Nothing about “social media” is authentic. It’s all an artificial atmosphere created (by those who create such things as Facebook) to make money. It morphs into other things beyond – and I might be generous here – the simple and ‘innocent’ design of creating an immediate and artistic way to communicate to groups of people, as all things unleashed to the general public tend to do. If you want to be authentic, ask a friend to meet for lunch and have a conversation – face-to-face – without once looking at your smart phone. Try it.

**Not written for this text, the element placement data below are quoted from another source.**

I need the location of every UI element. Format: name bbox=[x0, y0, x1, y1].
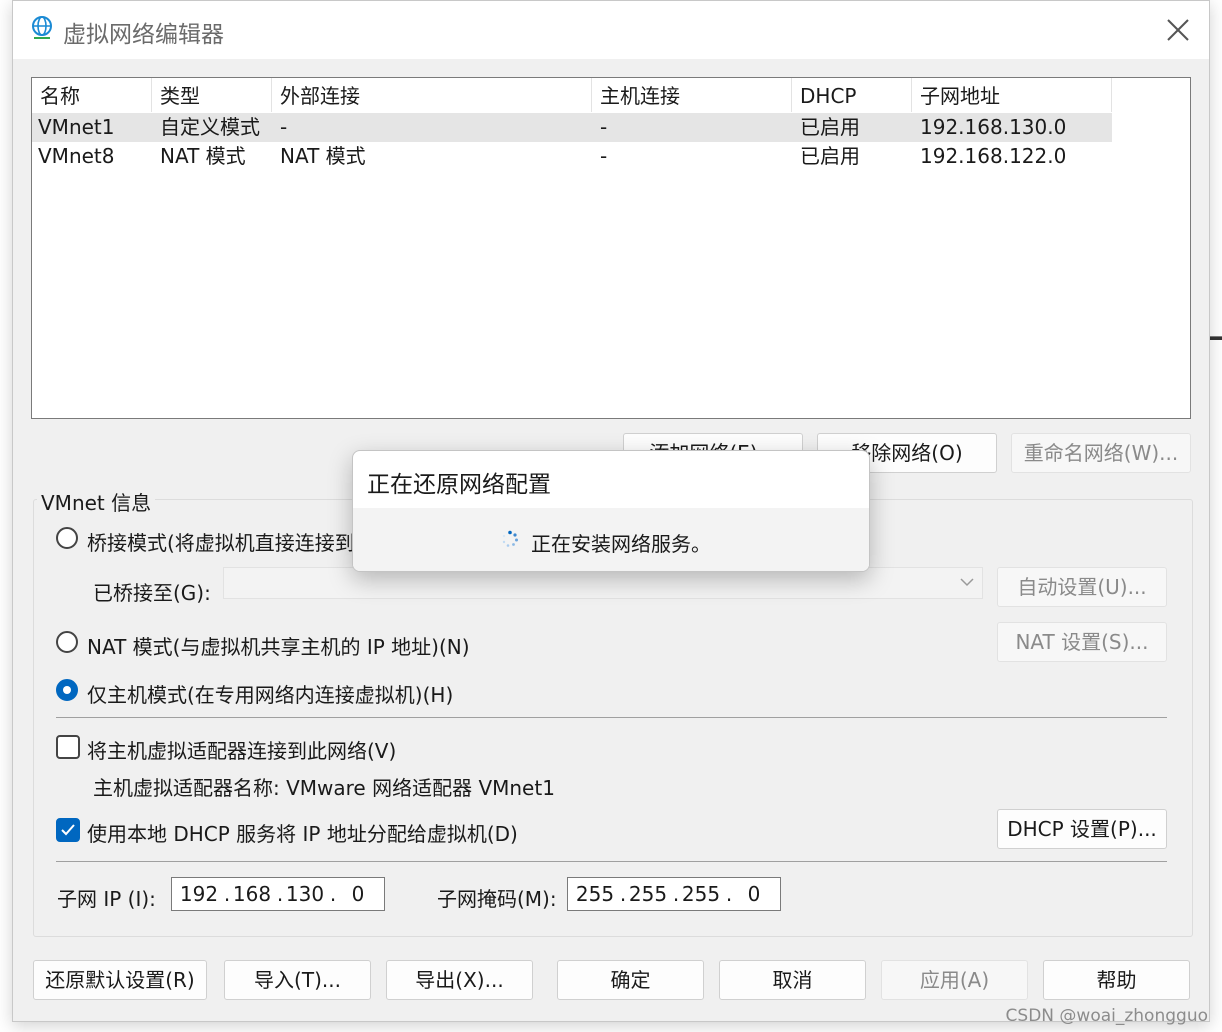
window-title: 虚拟网络编辑器 bbox=[63, 22, 224, 48]
column-header-name[interactable]: 名称 bbox=[32, 78, 152, 112]
network-list[interactable]: 名称 类型 外部连接 主机连接 DHCP 子网地址 VMnet1 自定义模式 -… bbox=[31, 77, 1191, 419]
dhcp-settings-button[interactable]: DHCP 设置(P)... bbox=[997, 809, 1167, 849]
mask-octet: 255 bbox=[628, 882, 668, 906]
host-only-mode-label[interactable]: 仅主机模式(在专用网络内连接虚拟机)(H) bbox=[87, 679, 453, 708]
use-dhcp-label[interactable]: 使用本地 DHCP 服务将 IP 地址分配给虚拟机(D) bbox=[87, 818, 518, 847]
cell-host: - bbox=[600, 144, 608, 168]
divider bbox=[56, 717, 1167, 718]
cell-external: - bbox=[280, 115, 288, 139]
cell-subnet: 192.168.122.0 bbox=[920, 144, 1067, 168]
subnet-ip-label: 子网 IP (I): bbox=[57, 887, 156, 911]
connect-adapter-label[interactable]: 将主机虚拟适配器连接到此网络(V) bbox=[87, 735, 396, 764]
subnet-mask-label: 子网掩码(M): bbox=[437, 887, 557, 911]
ok-button[interactable]: 确定 bbox=[557, 960, 704, 1000]
nat-mode-radio[interactable] bbox=[56, 631, 78, 653]
connect-adapter-checkbox[interactable] bbox=[56, 735, 80, 759]
cell-type: NAT 模式 bbox=[160, 144, 246, 168]
title-bar: 虚拟网络编辑器 bbox=[13, 1, 1209, 59]
vmnet-info-label: VMnet 信息 bbox=[37, 487, 156, 516]
mask-octet: 255 bbox=[575, 882, 615, 906]
subnet-mask-input[interactable]: 255 . 255 . 255 . 0 bbox=[567, 877, 781, 911]
auto-settings-button[interactable]: 自动设置(U)... bbox=[997, 567, 1167, 607]
apply-button[interactable]: 应用(A) bbox=[881, 960, 1028, 1000]
bridged-mode-label[interactable]: 桥接模式(将虚拟机直接连接到 bbox=[87, 527, 355, 556]
ip-octet: 192 bbox=[179, 882, 219, 906]
subnet-ip-input[interactable]: 192 . 168 . 130 . 0 bbox=[171, 877, 385, 911]
dialog-body: 正在安装网络服务。 bbox=[353, 508, 869, 571]
cancel-button[interactable]: 取消 bbox=[719, 960, 866, 1000]
cell-subnet: 192.168.130.0 bbox=[920, 115, 1067, 139]
import-button[interactable]: 导入(T)... bbox=[224, 960, 371, 1000]
restore-defaults-button[interactable]: 还原默认设置(R) bbox=[33, 960, 207, 1000]
rename-network-button[interactable]: 重命名网络(W)... bbox=[1011, 433, 1191, 473]
use-dhcp-checkbox[interactable] bbox=[56, 818, 80, 842]
adapter-name-text: 主机虚拟适配器名称: VMware 网络适配器 VMnet1 bbox=[93, 776, 555, 800]
background-window-fragment: ⅃ bbox=[1208, 300, 1222, 351]
cell-name: VMnet8 bbox=[38, 144, 115, 168]
divider bbox=[56, 861, 1167, 862]
mask-octet: 0 bbox=[747, 882, 761, 906]
bridged-mode-radio[interactable] bbox=[56, 527, 78, 549]
nat-mode-label[interactable]: NAT 模式(与虚拟机共享主机的 IP 地址)(N) bbox=[87, 631, 470, 660]
column-header-host[interactable]: 主机连接 bbox=[592, 78, 792, 112]
cell-dhcp: 已启用 bbox=[800, 115, 860, 139]
ip-octet: 130 bbox=[285, 882, 325, 906]
cell-name: VMnet1 bbox=[38, 115, 115, 139]
spinner-icon bbox=[502, 530, 518, 547]
help-button[interactable]: 帮助 bbox=[1043, 960, 1190, 1000]
dialog-title: 正在还原网络配置 bbox=[367, 472, 551, 498]
table-row[interactable]: VMnet8 NAT 模式 NAT 模式 - 已启用 192.168.122.0 bbox=[32, 142, 1112, 171]
ip-octet: 168 bbox=[232, 882, 272, 906]
cell-type: 自定义模式 bbox=[160, 115, 260, 139]
bridged-to-label: 已桥接至(G): bbox=[93, 581, 211, 605]
host-only-mode-radio[interactable] bbox=[56, 679, 78, 701]
ip-octet: 0 bbox=[351, 882, 365, 906]
column-header-type[interactable]: 类型 bbox=[152, 78, 272, 112]
export-button[interactable]: 导出(X)... bbox=[386, 960, 533, 1000]
chevron-down-icon bbox=[960, 578, 974, 587]
dialog-message: 正在安装网络服务。 bbox=[531, 532, 711, 556]
nat-settings-button[interactable]: NAT 设置(S)... bbox=[997, 622, 1167, 662]
table-row[interactable]: VMnet1 自定义模式 - - 已启用 192.168.130.0 bbox=[32, 113, 1112, 142]
column-header-external[interactable]: 外部连接 bbox=[272, 78, 592, 112]
checkmark-icon bbox=[61, 824, 75, 836]
watermark: CSDN @woai_zhongguo bbox=[1005, 1006, 1208, 1026]
cell-external: NAT 模式 bbox=[280, 144, 366, 168]
mask-octet: 255 bbox=[681, 882, 721, 906]
globe-icon bbox=[32, 16, 52, 39]
restore-progress-dialog: 正在还原网络配置 正在安装网络服务。 bbox=[352, 450, 870, 572]
column-header-subnet[interactable]: 子网地址 bbox=[912, 78, 1112, 112]
close-icon[interactable] bbox=[1165, 17, 1191, 43]
column-header-dhcp[interactable]: DHCP bbox=[792, 78, 912, 112]
cell-dhcp: 已启用 bbox=[800, 144, 860, 168]
cell-host: - bbox=[600, 115, 608, 139]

The other thought I had about authenticity is that people sometimes confuse being “authentic” with the license to be rude. For example, when someone dresses in a way that is, lets call it “attention grabbing” and then they notice people looking twice, staring or otherwise doing exactly what was intended by the outfit, these same people become angry and act out. If you don’t want people ‘gawking’, don’t dress or act in a way that demands attention. If you dress the way you do because you like it, it’s “you”, then it won’t really matter who looks and what they think. That’s being authentic. I wear jeans, T-shirts and my hair really (really) short because it’s my preference – I’m being authentic – and I get looks but I don’t care. People can like or not like how I look, it’s not about them, it’s about me being me. By the same tolken I am not offended by being (accidentally) called “Sir” or when asked why I have my hair
That’s my brief post. If I decide that, after puzzling over the topic more, I want to elaborate – I’ll ‘edit’.
BTW: I have no idea what is meant by “radical authenticity” so I didn’t address it.